6) With the exception of UNIS, I haven’t had much luck shorting medical/phama/biotech promotions and/or frauds (think Questcor; glad to see Mallinckrodt (MNK) finally getting hammered for being dumb enough to buy it) so unfortunately I didn’t short INSY upon reading Roddy Boyd’s in-depth expose (below) (it’s down from ~$45 to $35 since then), but it’s a heck of a piece of investigative journalism.

Slowly but surely answers to the many riddles of how Insys Therapeutics could achieve its mercurial success are beginning to emerge.

The Scottsdale, Ariz.-based pharmaceutical company has only one commercial offering, a sublingual Fentanyl formulation called Subsys, whose sales growth has managed to double its market’s size, to more than $500 million from an estimated $225 million since its approval and launch in March 2012, according to executives at rival companies. In turn, the upward march of the company’s share price has turned its growing legion of supportive brokerage analysts and money managers into minor geniuses. (Southern Investigative Reporting Foundation readers will recall Insys from an April 24 investigation of the drug’s mounting number of lethality cases and the company’s unusual marketing efforts.)

Therein lies the rub.

Subsys is approved only to treat breakthrough cancer pain. The market for such drugs was estimated to have an annual growth rate of about 10 percent in the spring of 2012, according to former Insys sales staff and rival pharmaceutical executives.
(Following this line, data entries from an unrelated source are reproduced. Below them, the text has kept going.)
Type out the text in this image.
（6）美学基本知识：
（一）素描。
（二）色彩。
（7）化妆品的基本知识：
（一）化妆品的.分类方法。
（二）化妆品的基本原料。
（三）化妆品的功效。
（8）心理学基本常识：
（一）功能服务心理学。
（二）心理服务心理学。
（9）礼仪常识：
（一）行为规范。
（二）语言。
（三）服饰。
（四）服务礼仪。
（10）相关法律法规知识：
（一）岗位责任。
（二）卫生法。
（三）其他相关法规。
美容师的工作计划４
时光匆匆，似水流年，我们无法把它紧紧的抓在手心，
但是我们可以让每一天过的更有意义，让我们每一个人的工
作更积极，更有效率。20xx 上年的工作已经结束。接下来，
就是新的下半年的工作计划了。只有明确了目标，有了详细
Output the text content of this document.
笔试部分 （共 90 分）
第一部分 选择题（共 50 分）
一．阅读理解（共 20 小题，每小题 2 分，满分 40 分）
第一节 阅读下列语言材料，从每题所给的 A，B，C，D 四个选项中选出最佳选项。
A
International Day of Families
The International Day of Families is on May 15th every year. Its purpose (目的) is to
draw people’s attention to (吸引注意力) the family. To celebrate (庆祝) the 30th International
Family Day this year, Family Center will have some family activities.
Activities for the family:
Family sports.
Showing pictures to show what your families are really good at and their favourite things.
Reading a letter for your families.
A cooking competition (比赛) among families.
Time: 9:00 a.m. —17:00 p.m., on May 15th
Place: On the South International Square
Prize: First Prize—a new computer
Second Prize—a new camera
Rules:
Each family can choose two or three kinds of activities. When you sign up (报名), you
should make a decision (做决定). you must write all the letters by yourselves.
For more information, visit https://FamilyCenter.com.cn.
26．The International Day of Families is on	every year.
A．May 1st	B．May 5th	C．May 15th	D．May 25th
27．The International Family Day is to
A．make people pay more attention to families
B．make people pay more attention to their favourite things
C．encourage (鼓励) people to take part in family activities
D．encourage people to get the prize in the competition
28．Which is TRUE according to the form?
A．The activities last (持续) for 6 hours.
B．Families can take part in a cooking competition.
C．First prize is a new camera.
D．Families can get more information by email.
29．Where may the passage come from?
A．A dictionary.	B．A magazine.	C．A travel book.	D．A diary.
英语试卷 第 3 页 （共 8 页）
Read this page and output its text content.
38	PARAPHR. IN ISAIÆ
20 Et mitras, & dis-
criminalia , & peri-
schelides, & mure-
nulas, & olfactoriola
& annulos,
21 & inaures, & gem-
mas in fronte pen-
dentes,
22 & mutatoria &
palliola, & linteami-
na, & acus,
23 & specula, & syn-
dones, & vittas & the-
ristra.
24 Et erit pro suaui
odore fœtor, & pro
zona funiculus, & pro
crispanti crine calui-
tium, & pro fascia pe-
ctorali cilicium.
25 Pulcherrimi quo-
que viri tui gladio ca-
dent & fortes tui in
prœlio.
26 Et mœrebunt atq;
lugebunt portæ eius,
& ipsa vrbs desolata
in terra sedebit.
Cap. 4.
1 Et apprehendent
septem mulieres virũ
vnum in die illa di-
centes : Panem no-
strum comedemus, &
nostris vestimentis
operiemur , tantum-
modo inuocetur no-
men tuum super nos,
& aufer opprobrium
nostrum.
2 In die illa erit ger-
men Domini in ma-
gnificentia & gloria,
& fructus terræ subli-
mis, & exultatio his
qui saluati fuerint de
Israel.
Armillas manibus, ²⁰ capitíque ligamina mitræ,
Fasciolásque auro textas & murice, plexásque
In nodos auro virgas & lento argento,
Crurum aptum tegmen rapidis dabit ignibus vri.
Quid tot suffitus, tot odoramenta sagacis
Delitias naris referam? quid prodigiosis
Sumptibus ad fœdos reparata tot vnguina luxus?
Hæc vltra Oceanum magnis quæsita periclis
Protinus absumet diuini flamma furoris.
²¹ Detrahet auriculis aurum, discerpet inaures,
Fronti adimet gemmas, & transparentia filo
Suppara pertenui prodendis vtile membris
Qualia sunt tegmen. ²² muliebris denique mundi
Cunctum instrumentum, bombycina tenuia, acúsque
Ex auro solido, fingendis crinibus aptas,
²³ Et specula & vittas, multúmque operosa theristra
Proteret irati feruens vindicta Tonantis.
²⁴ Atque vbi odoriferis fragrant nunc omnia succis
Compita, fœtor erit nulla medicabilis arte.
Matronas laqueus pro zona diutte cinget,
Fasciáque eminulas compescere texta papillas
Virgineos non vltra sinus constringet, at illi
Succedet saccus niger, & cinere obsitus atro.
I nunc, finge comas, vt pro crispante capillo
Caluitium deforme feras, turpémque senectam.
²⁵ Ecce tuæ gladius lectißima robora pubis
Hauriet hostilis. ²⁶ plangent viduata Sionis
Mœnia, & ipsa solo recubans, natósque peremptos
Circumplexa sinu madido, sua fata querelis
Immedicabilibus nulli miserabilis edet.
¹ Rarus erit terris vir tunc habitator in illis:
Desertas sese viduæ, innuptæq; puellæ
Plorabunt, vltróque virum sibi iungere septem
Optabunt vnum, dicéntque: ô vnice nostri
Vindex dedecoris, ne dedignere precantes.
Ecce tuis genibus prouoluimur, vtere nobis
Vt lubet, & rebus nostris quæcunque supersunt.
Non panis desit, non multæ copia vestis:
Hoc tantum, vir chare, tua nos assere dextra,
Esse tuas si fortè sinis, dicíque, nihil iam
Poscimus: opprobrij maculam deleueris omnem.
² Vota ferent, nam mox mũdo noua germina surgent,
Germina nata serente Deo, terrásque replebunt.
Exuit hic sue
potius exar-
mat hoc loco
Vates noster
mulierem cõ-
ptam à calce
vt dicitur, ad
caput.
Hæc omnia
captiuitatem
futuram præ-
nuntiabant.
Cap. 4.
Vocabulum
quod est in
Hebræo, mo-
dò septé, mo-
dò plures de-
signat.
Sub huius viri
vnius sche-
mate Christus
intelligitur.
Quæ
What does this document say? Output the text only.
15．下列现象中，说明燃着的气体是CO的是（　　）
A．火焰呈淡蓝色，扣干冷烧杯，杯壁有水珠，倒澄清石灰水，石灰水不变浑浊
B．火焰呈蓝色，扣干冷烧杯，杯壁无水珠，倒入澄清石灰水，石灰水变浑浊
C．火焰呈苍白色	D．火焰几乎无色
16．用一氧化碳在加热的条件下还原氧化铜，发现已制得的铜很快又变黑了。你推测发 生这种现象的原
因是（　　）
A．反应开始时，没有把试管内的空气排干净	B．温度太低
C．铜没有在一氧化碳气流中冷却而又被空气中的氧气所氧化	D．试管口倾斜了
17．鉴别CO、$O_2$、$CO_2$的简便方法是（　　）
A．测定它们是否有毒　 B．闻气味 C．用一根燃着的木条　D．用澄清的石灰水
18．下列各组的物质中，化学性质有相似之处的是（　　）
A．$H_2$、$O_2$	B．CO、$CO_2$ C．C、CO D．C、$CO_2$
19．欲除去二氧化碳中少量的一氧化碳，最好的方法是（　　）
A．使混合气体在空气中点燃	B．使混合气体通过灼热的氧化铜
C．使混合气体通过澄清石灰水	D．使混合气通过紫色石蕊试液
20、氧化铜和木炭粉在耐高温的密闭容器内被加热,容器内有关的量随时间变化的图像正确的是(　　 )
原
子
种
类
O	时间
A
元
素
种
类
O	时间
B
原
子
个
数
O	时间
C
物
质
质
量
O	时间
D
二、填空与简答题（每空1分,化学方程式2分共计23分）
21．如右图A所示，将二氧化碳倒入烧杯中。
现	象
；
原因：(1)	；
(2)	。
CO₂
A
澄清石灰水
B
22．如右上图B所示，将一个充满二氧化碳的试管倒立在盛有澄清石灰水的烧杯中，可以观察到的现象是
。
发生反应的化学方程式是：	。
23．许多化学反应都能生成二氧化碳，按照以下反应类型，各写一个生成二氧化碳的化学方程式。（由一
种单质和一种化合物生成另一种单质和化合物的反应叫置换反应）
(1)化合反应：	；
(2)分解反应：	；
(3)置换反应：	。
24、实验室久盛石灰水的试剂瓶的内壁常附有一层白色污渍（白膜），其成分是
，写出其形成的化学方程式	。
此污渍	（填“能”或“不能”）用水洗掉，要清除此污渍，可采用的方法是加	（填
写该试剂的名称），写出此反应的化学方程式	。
Instead, on March 21, 2014, about two years after its launch, Subsys managed to nose past Cephalon’s Actiq, then a leader in this narrow category, in number of prescriptions written, according to IMS Health data obtained by SIRF; last September Subsys took the lead for good.

These opioid drugs are so potent that the Food and Drug Administration created a stringent prescription protocol for them (known as TIRF-REMS), with multiple steps for a patient to go through before a prescription is dispensed.

Yet according to Medicare Part D records for 2013, no oncologists appear on the list of Subsys’ biggest prescribers.

Given this apparent lack of support from oncologists, it appears odd that insurance companies seem to have embraced Subsys, continually approving its reimbursement at a level none of its competitors can obtain. A leading Subsys prescriber told the Southern Investigative Reporting Foundation that in his estimation, “Insurers cover over 90 percent of [Subsys prescriptions] for at least one [90-day] cycle,” whereas rival drugs appear to have an approval rate hovering at 33 percent. The doctor’s account of a chasm between how insurers treat Subsys and how they deal with its rivals was corroborated by a senior executive at an Insys rival and three former Insys sales staff members.

But it was not until records in the Centers for Medicare & Medicaid Services Open Payments database were released in October 2014 — covering the last five months of 2013 — that a linkage could be more readily detected between the volume of Subsys prescriptions and payments to doctors.

As Insys’ share price continued to trend upward, Wall Street’s brokerages found it easy to promote the company’s business practices, as a Jefferies research report from December shows.

But now federal prosecutors are peeling back the veil to reveal a black world behind Insys’ earnings. The initial results suggest they do not condone what they are seeing.